I'm feeling, acutely, the same push-pull experienced by others who've lost a loved one to suicide: The desire to be able to answer "Why?" and the deep knowledge that there is no answer that will be good enough. The undoneness, the gaping hole that cannot be filled even when your amazing life is at its most full, the restlessness.
Here I am, taken again by surprise. Mourning and in grief.
I have spent a lot of time lately wondering why I am not angry with my father for not living to meet my son. I was eight when my father died, so very early on, I had no illusions he would be a part of my life of milestones. In fact, I have had a "stepfather" (a term that doesn't suffice) who has cheered me on at graduations, walked me down the aisle, met my son on his first day of life. He has been more than enough.
What angers me is that depression doesn't discriminate. That my father and Robin Williams have a shared end.
What gives me hope is that, right now, the world seems on fire about depression. Those living each day in the suicide prevention world are urging those in need to get help, and the National Suicide Prevention Lifeline (1.800.273.8255) can be a first step.
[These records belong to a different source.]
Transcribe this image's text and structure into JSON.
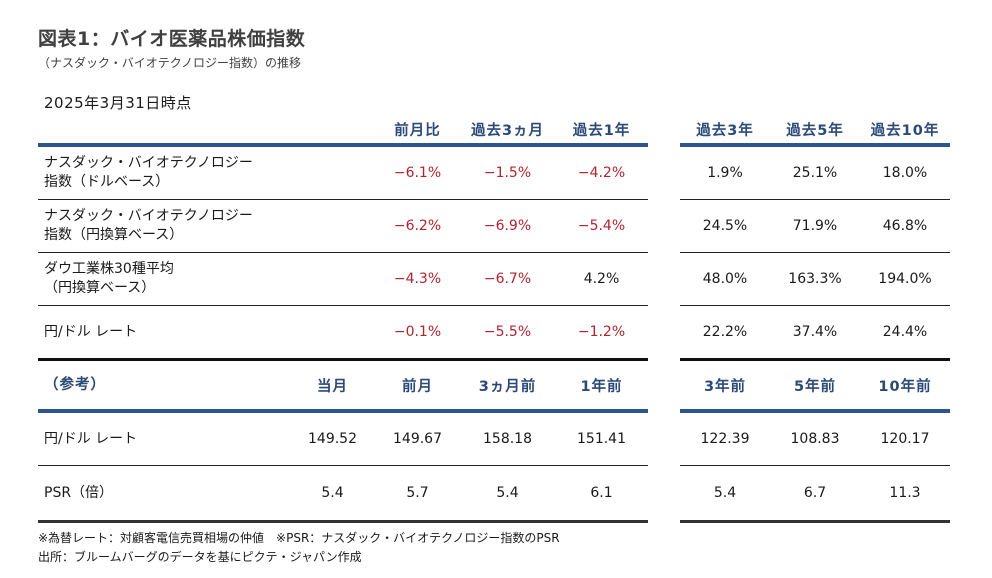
{
  "title": "図表1：バイオ医薬品株価指数",
  "subtitle": "（ナスダック・バイオテクノロジー指数）の推移",
  "as_of": "2025年3月31日時点",
  "colors": {
    "header_text": "#2b4a78",
    "header_rule": "#2e5590",
    "negative": "#b0242f"
  },
  "performance": {
    "headers": [
      "前月比",
      "過去3ヵ月",
      "過去1年",
      "過去3年",
      "過去5年",
      "過去10年"
    ],
    "rows": [
      {
        "label1": "ナスダック・バイオテクノロジー",
        "label2": "指数（ドルベース）",
        "values": [
          "−6.1%",
          "−1.5%",
          "−4.2%",
          "1.9%",
          "25.1%",
          "18.0%"
        ]
      },
      {
        "label1": "ナスダック・バイオテクノロジー",
        "label2": "指数（円換算ベース）",
        "values": [
          "−6.2%",
          "−6.9%",
          "−5.4%",
          "24.5%",
          "71.9%",
          "46.8%"
        ]
      },
      {
        "label1": "ダウ工業株30種平均",
        "label2": "（円換算ベース）",
        "values": [
          "−4.3%",
          "−6.7%",
          "4.2%",
          "48.0%",
          "163.3%",
          "194.0%"
        ]
      },
      {
        "label1": "円/ドル レート",
        "label2": "",
        "values": [
          "−0.1%",
          "−5.5%",
          "−1.2%",
          "22.2%",
          "37.4%",
          "24.4%"
        ]
      }
    ]
  },
  "reference": {
    "label": "（参考）",
    "headers": [
      "当月",
      "前月",
      "3ヵ月前",
      "1年前",
      "3年前",
      "5年前",
      "10年前"
    ],
    "rows": [
      {
        "label": "円/ドル レート",
        "values": [
          "149.52",
          "149.67",
          "158.18",
          "151.41",
          "122.39",
          "108.83",
          "120.17"
        ]
      },
      {
        "label": "PSR（倍）",
        "values": [
          "5.4",
          "5.7",
          "5.4",
          "6.1",
          "5.4",
          "6.7",
          "11.3"
        ]
      }
    ]
  },
  "notes": [
    "※為替レート：対顧客電信売買相場の仲値　※PSR：ナスダック・バイオテクノロジー指数のPSR",
    "出所：ブルームバーグのデータを基にピクテ・ジャパン作成"
  ]
}
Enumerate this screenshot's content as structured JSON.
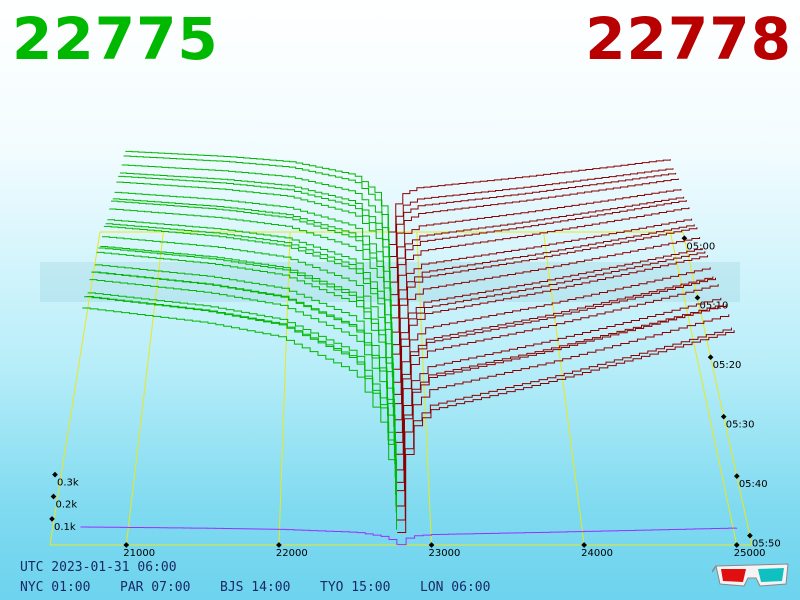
{
  "prices": {
    "bid": "22775",
    "ask": "22778",
    "bid_color": "#00b800",
    "ask_color": "#b80000"
  },
  "clock": {
    "utc": "UTC 2023-01-31 06:00",
    "cities": [
      "NYC 01:00",
      "PAR 07:00",
      "BJS 14:00",
      "TYO 15:00",
      "LON 06:00"
    ]
  },
  "chart_data": {
    "type": "line",
    "title": "",
    "x_axis": {
      "ticks": [
        "21000",
        "22000",
        "23000",
        "24000",
        "25000"
      ],
      "range": [
        20500,
        25100
      ]
    },
    "depth_axis": {
      "ticks": [
        "0.1k",
        "0.2k",
        "0.3k"
      ],
      "range": [
        0,
        0.35
      ]
    },
    "time_axis": {
      "ticks": [
        "05:00",
        "05:10",
        "05:20",
        "05:30",
        "05:40",
        "05:50"
      ],
      "range": [
        "04:57",
        "05:53"
      ]
    },
    "mid_price": 22776,
    "series": [
      {
        "side": "bid",
        "color": "#00b800",
        "x": [
          20700,
          21500,
          22000,
          22500,
          22700,
          22775
        ],
        "cum_depth_k": [
          0.31,
          0.29,
          0.27,
          0.22,
          0.14,
          0.0
        ]
      },
      {
        "side": "ask",
        "color": "#8b0000",
        "x": [
          22778,
          22850,
          23000,
          23800,
          24500,
          25000
        ],
        "cum_depth_k": [
          0.0,
          0.14,
          0.17,
          0.21,
          0.25,
          0.28
        ]
      }
    ],
    "colors": {
      "frame": "#e8e820",
      "bid_line": "#00b800",
      "ask_line": "#8b0000",
      "latest": "#9b30ff"
    },
    "grid": true
  },
  "glasses_icon": "3d-glasses-icon"
}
I'm seeing people who, two days ago, didn't have depression and suicide prevention on their radar, suddenly care—a lot—about it. What can the death of a man who made us laugh teach us? How can we make these memories for blessings? How can we be the light in the darkness?
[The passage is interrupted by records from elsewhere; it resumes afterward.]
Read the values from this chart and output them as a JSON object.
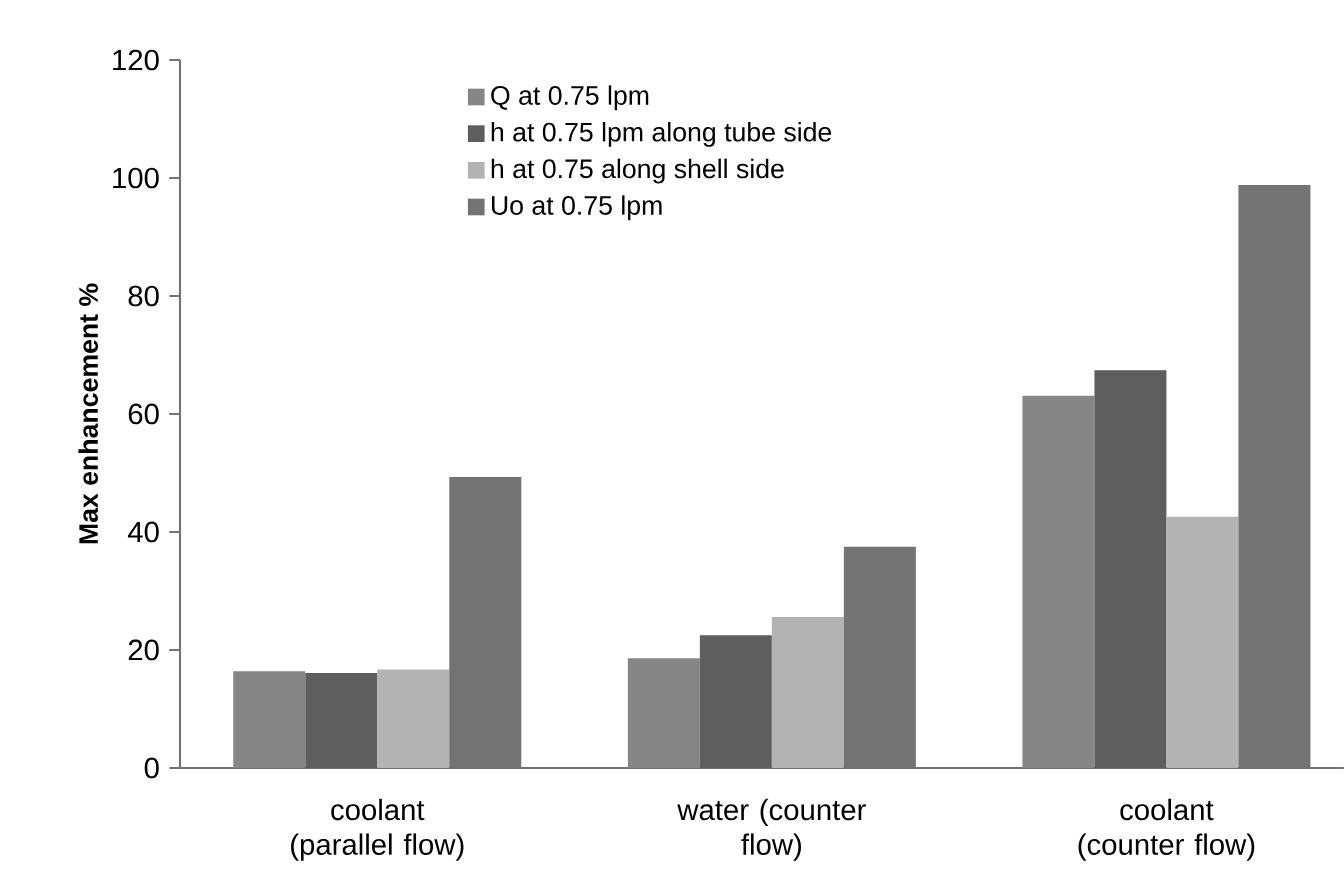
{
  "chart_data": {
    "type": "bar",
    "ylabel": "Max enhancement %",
    "categories": [
      "coolant (parallel flow)",
      "water (counter flow)",
      "coolant (counter flow)"
    ],
    "series": [
      {
        "name": "Q at 0.75 lpm",
        "color": "#868686",
        "values": [
          16.4,
          18.6,
          63.1
        ]
      },
      {
        "name": "h at 0.75 lpm along tube side",
        "color": "#5e5e5e",
        "values": [
          16.1,
          22.5,
          67.4
        ]
      },
      {
        "name": "h at 0.75 along shell side",
        "color": "#b3b3b3",
        "values": [
          16.7,
          25.6,
          42.6
        ]
      },
      {
        "name": "Uo at 0.75 lpm",
        "color": "#737373",
        "values": [
          49.3,
          37.5,
          98.8
        ]
      }
    ],
    "ylim": [
      0,
      120
    ],
    "yticks": [
      0,
      20,
      40,
      60,
      80,
      100,
      120
    ],
    "legend": "top"
  }
}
Many of us who have lost loved ones to suicide work in some capacity to prevent other deaths by suicide. Often, it feels like the story of the starfish, gently tossing a lifeline to a struggling creature, hoping that each one really does count. Occasionally, it feels like a tsunami, like we're all swept up in a great wave that has the power to destroy us. And sometimes there is the feeling of relief that comes as the wave subsides, when you can stand in the water and see both the horizon and the shore and it is beautiful. At this moment, as it seems like the world is coming together around depression and suicide prevention, my wish is that we are incredibly, undeniably, successful in these pursuits. What more do we have to lose?